CS425 MP1
Name
This repository contains the code for running a distributed log querier. It is predominantly written in go, with some testing scripts written in python.
Description
With this project, given a cluster of machines in a distributed cluster, you will be able to run a distributed grep command that greps all the individual machines and written a consolidated output efficiently.
Installation
Refer to setup.sh to install libraries needed to run this repo. Preqrequisites are
- protobuf-compiler
- protoc-gen-go@v1.28
- protoc-gen-go-grpc@v1.2
The setup.sh, when run from an appropriate location, will install required libraries and clone the repo from each of the VMs
Usage
To generate code from gRPC protobufs. Note : This has to be run before any client/servers are started.
./generate_protobuf.sh
#FAQ - If you hit issues here you can try to export GO_PATH in PATH using 'export PATH="$PATH:$(go env GOPATH)/bin'
To run the workers/server processes from the root of the repo
go run worker/worker_server.go
To run the coordinator process from the root of the repo
go run coordinator/coordinator.go
Different query options supported on distributed grep client
go run client/client.go c '<pattern_to_search>' '<files_to_search>'
Here c is a grep option to return no. of matches
go run client/client.go Ec '<regex_to_search>' '<files_to_search>'
Here E is a grep option to run grep on regular expressions
Test Client
You can run integration tests that test a variety of scenarios. We test the following currently : TestDistributedGrepInfrequentWord() TestDistributedGrepFrequentWord() TestDistributedGrepRegex() TestDistributedGrepNonExistentWord() TestDistributedGrepKillRandomWorker() To run the test client you can run the following commands.
cd tests
python3 integration_test.py
Additionally, to just generate test logs, we have a test_client that you can use. The test script integration_test.py uses these scripts internally to create and delete logs for every test run, so these need not be run explicitly. To create test logs , from the root of the repo run
go run test_client/test_client.go create
To delete the test logs
go run test_client/test_client.go delete
CS 425 MP2
This repository also contains the code for running a failure detector system(peer director). It is written in go.
Description
With this project, we orchestrate a p2p system of nodes that are able to detect when one of them fails. We use a SWIM style algorithm with a suspicion mechanism where each node pings its neighbours and checks if they're alive. ##Setup Hostname must be provided to the peer.go file via a file called hostname.
Usage
To start Introducer
go run peer/peer.go i
To start Peers
go run peer/peer.go
Once the process is up, we can use the cli following cli:
- join : to join the system
- leave : to leave the system
- list_mem : to display membership list
- list_self : to display node details
CS 425 MP3
This repository also contains the code for running a simple distributed file system.
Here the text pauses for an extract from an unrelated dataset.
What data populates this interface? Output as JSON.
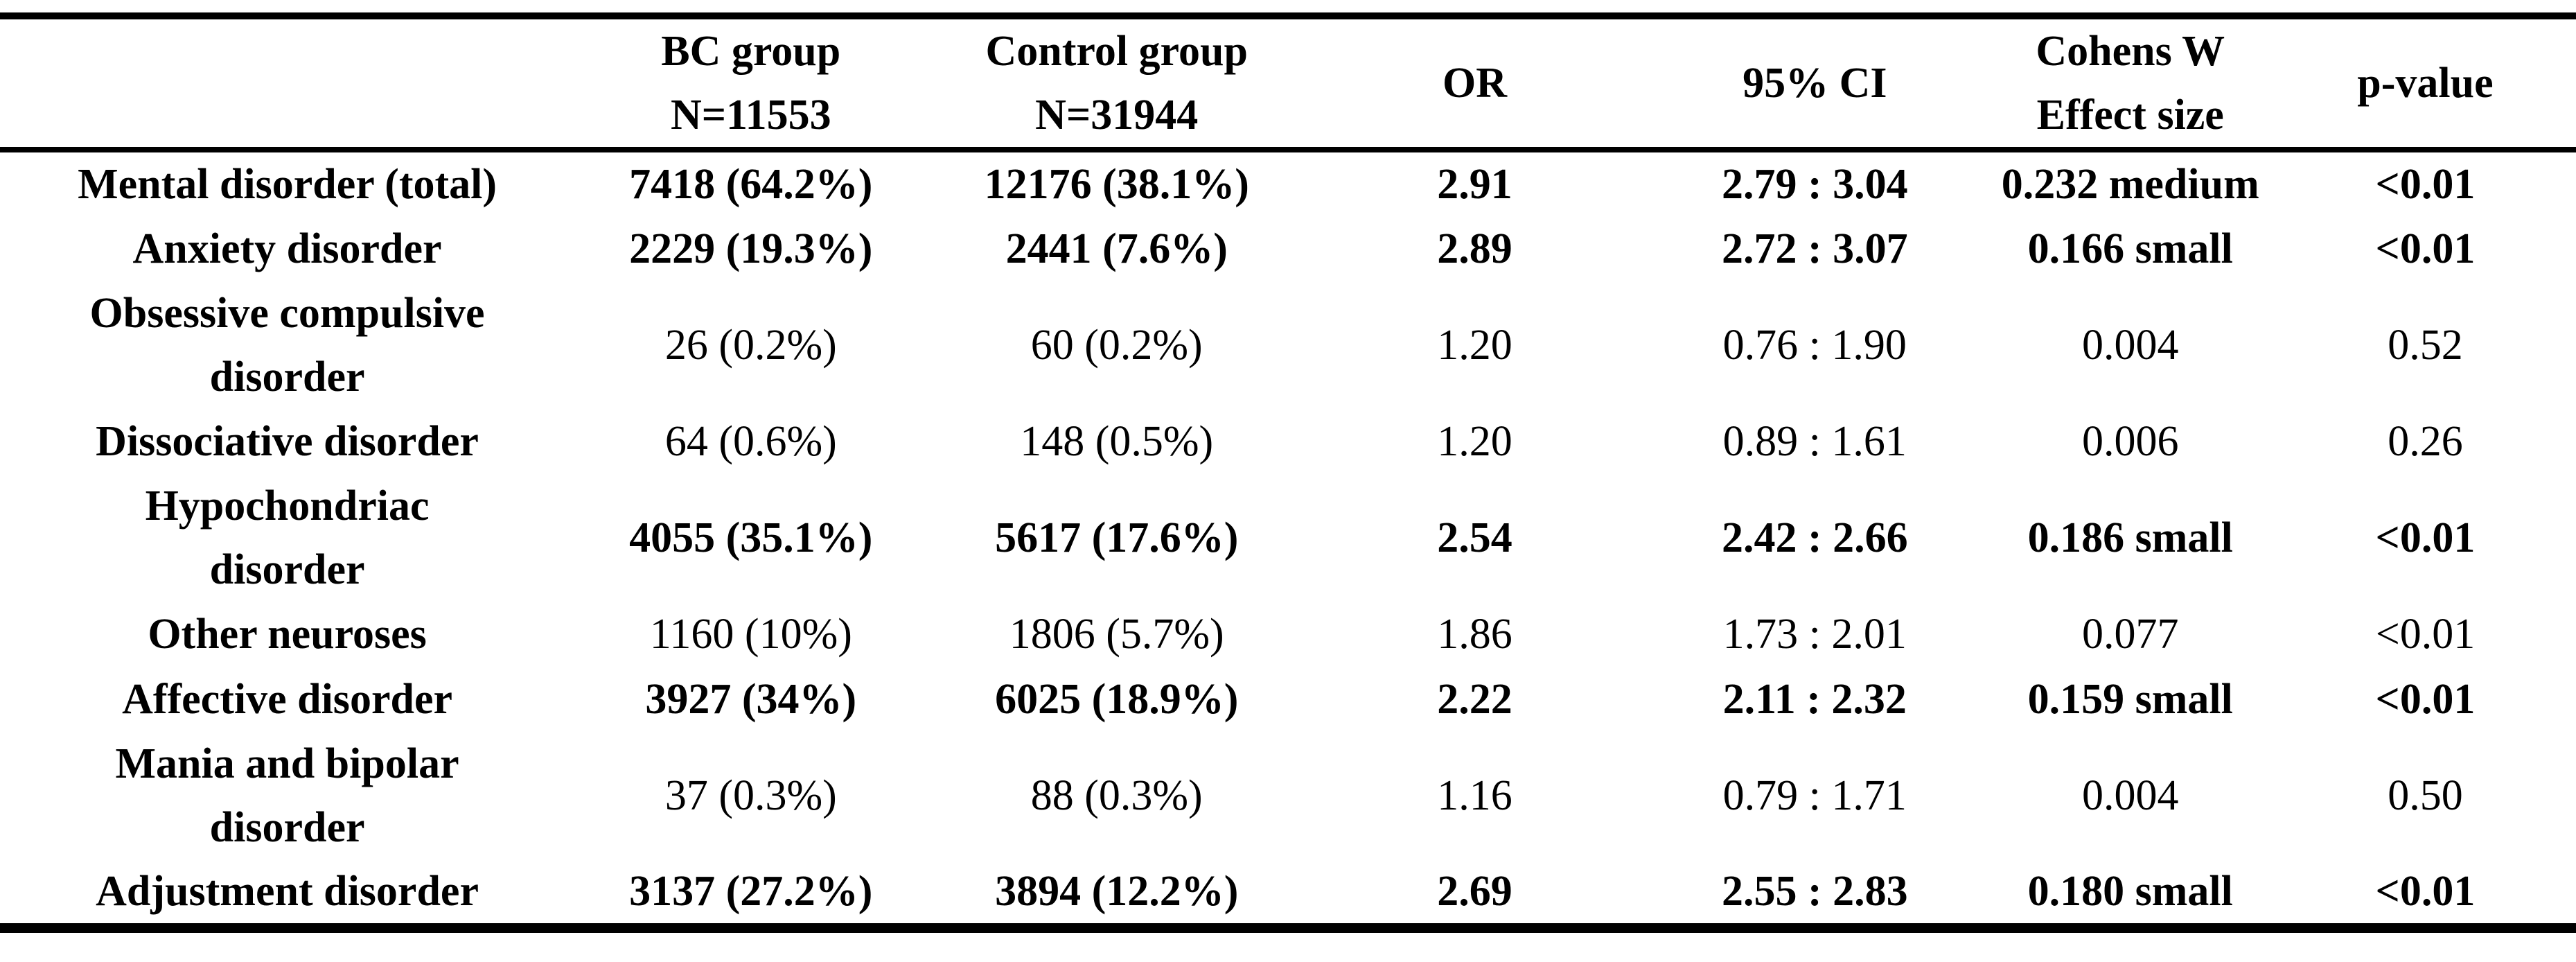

It is also written in go.
Description
With this project, we orchestrate a p2p system that behaves as a fault tolerant and durable distributed file system. ##Setup Hostname must be provided to the peer.go file via a file called hostname.
Usage
To start the Introducer SDFS Process
go run main.go i
To start all other SDFS Processes
go run main.go
Once the process is up, we can use the cli following cli:
- join : to join the system
- leave : to leave the system
- list_mem : to display membership list
- list_self : to display node details
- put localfilename sdfsfilename : to put a localfile into the sdfs
- get sdfsfilename localfilename : to get a file from the sdfs into the local file system
- delete sdfsfilename : to delete a file from the sdfs
- ls filename : to display all the nodes containing the file in the sdfs
- store : to display all the files in the current node in the sdfs
- get-versions num-versions sdfsfilename : gets maximum of historical versions of the file from the sdfs.
CS 425 MP4
This repository also contains the code for running a distributed learning cluster. It is also written in go. It runs the ML model building and inferencing on python hosted on flask-gunicorn.
Description
With this project, we build a fair time inferencing scheduler that builds and runs inferencing on 2 ML models and ensures that the query rate of the two models are withing 20% of each other. ##Setup Hostname must be provided to the peer.go file via a file called hostname.
Usage
To start the IDunno ML Learning Cluster
go run main.go i
To start the python flask gunicorn server
venv/bin/python3/gunicorn -w 2 -b 0.0.0.0:5000 server:app --chdir models/ --log-level debug --access-logfile access.log --error-logfile error.log --daemon
Once the process is up, we can use the cli following cli:
- C1 <job_id> - current query rate of the job, measured over the last 10 seconds
- C2 <job_id> - average, percentiles, standard deviation of query rate
- C3 <job_id> <batch_size> - set batch size of a job
- C4 <job_id> - to show results of queries
- C5 <job_id> - shows the VMs assigned to a job
- runjob <job_file> <batch_num> - This executes a job from batchfile using model and batch num as hyperparameter.